The Long, Long Way Home

One July 4th coincided with a Japanese summer holiday, and some acquaintances--a group of helicopter pilots who were English students of a friend--invited us to a summer barbecue on one of the concrete-lined canals in the Chiba area. The location is important to the story because Chiba is located completely across Tokyo Bay from Kamakura, where I lived at the time. While the venue wasn't the perfect place for a barbecue, the good company, the food, and the availability of several cases of Budweiser made the party. As a matter of fact, I wouldn't have made the three precarious trips to the bathroom--climbing a ladder up an eight-foot concrete wall topped with barbed wire, walking four feet along that wall, hopping to the roof of their office and climbing down another ladder--had I been sober.

Well into the evening, I realized I had better get going in order to make the final train home. I climbed into the local and transferred to the main Tokaido Line at Tokyo Station for the one-hour passage home to Ofuna Station in Kamakura. Once I reached the Tokaido Line, I kicked back and relaxed in the bench seat, knowing the most difficult part of the trip was over.

Right.

I awoke at a train stop, disoriented, thinking I had arrived at Totsuka, the last station before my stop. But it didn't look like Totsuka and I saw only one or two people left in the train car. Something was very wrong. I got off the train just before the doors started to close. The bell rang and the train started forward, then suddenly screeched to a stop. I turned just in time to see a man hurl himself through the train's open window and land on the platform. An alarm bell went off and the station staff ran toward him, shouting. Guess this guy had missed his stop as well.

I looked at the clock: Twelve thirty. The opposite platform was dark, indicating the reverse train had stopped for the night. Hell. The station sign said "Chigasaki," wherever that was. There should be a map near the gates and I could plan my night from there.

When I got to the gates, the man who had jumped out of the train was bowing low before a crowd of severe-looking station staff, repeating the mantra, "I'm sorry, I'm sorry, I'm sorry." Considering the stiff penalties enacted for suicide attempts involving trains, this man was probably looking at a pretty nasty fine. I checked the map and found that Chigasaki was only two stops beyond Ofuna. That wasn't so bad. I'd get a taxi home.

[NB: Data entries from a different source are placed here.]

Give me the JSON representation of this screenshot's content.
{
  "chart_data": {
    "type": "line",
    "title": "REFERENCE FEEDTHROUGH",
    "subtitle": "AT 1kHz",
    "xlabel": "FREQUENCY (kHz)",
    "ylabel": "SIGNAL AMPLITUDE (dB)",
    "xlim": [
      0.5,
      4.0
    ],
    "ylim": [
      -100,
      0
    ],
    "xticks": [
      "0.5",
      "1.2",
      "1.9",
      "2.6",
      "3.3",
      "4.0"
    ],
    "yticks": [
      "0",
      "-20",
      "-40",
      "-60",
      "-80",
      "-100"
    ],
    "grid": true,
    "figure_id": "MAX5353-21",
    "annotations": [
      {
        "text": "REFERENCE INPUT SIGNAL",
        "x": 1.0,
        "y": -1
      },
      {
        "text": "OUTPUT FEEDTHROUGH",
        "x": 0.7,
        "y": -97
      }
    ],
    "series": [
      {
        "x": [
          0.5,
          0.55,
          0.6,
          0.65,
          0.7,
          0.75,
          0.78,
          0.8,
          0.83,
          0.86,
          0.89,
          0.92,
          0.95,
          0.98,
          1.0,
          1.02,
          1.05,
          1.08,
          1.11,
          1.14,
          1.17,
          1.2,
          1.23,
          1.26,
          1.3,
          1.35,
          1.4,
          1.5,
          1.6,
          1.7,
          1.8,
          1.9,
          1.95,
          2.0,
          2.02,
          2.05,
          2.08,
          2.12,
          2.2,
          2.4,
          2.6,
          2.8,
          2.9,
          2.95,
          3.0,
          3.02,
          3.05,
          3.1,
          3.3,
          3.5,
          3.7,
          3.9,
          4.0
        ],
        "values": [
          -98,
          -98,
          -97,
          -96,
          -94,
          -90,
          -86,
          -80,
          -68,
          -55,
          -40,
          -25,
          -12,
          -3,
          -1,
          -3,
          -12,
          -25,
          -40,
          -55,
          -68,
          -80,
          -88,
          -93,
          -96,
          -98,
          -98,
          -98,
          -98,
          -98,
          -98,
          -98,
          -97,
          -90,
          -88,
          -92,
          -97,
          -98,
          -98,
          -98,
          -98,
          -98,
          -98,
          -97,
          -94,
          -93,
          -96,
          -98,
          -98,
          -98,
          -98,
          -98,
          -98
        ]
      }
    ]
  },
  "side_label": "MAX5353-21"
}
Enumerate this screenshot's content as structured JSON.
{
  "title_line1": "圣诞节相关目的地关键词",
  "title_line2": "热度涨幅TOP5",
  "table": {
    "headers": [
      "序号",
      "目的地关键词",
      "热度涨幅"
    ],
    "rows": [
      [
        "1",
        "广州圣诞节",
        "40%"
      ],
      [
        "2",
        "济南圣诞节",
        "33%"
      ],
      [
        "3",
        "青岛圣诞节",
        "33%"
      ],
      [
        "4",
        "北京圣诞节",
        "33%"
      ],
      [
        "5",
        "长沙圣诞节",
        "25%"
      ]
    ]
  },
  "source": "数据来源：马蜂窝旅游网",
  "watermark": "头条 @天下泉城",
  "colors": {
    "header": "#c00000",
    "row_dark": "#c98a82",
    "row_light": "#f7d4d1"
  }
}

Now I can just hear readers with any knowledge of Kanagawa Prefecture chuckling to themselves and muttering, "Moron." What I'd neglected to remember was that I was looking at two stops on an express train.

I found a taxi waiting beside the station and the driver showed no signs of fleeing before I got in. I leaned forward and told him where I wanted to go.

"Eh?" he said.

"Ofuna," I repeated.

"Eh?"

"OH-FU-NA." Didn't this guy understand Japanese? He then shrugged and cranked his meter. It wasn't until I saw the first highway sign showing Ofuna to be a significant number of kilometers away that I realized my mistake. I had ten thousand yen in my wallet, and he didn't take credit cards, and the price tag on that taxi meter was climbing fast. Totally sober now, I sat with my heart in my throat, praying the distance would close before my money ran out. If only I'd found a hotel!

I had him drop me off at Ofuna Station with 8,600 yen on the meter. I walked the rest of the way home, kicking myself for my stupidity. From that point on, I remembered to carry more money with me and to be a lot more careful about getting too comfortable in those bench seats after a few beers.


I've long since stopped drinking like that. America is not a safe place to drink, and the passage of time has introduced hangovers as my body's way of reminding me that it didn't appreciate the abuse. I'd like to think I'm a little wiser now as well. I don't regret the adventures, though.






* Warning: Gross-out. Okonomiyaki is a kind of pancake made from batter and whatever meat, vegetables or noodles are desired (okonomi: "as you like"). The nickname came from the salaryman's habit of inhaling a bowl of noodles after a long night of drinking, then horking his late dinner onto the sidewalk. At that time, I learned that salarymen don't tend to chew their noodles.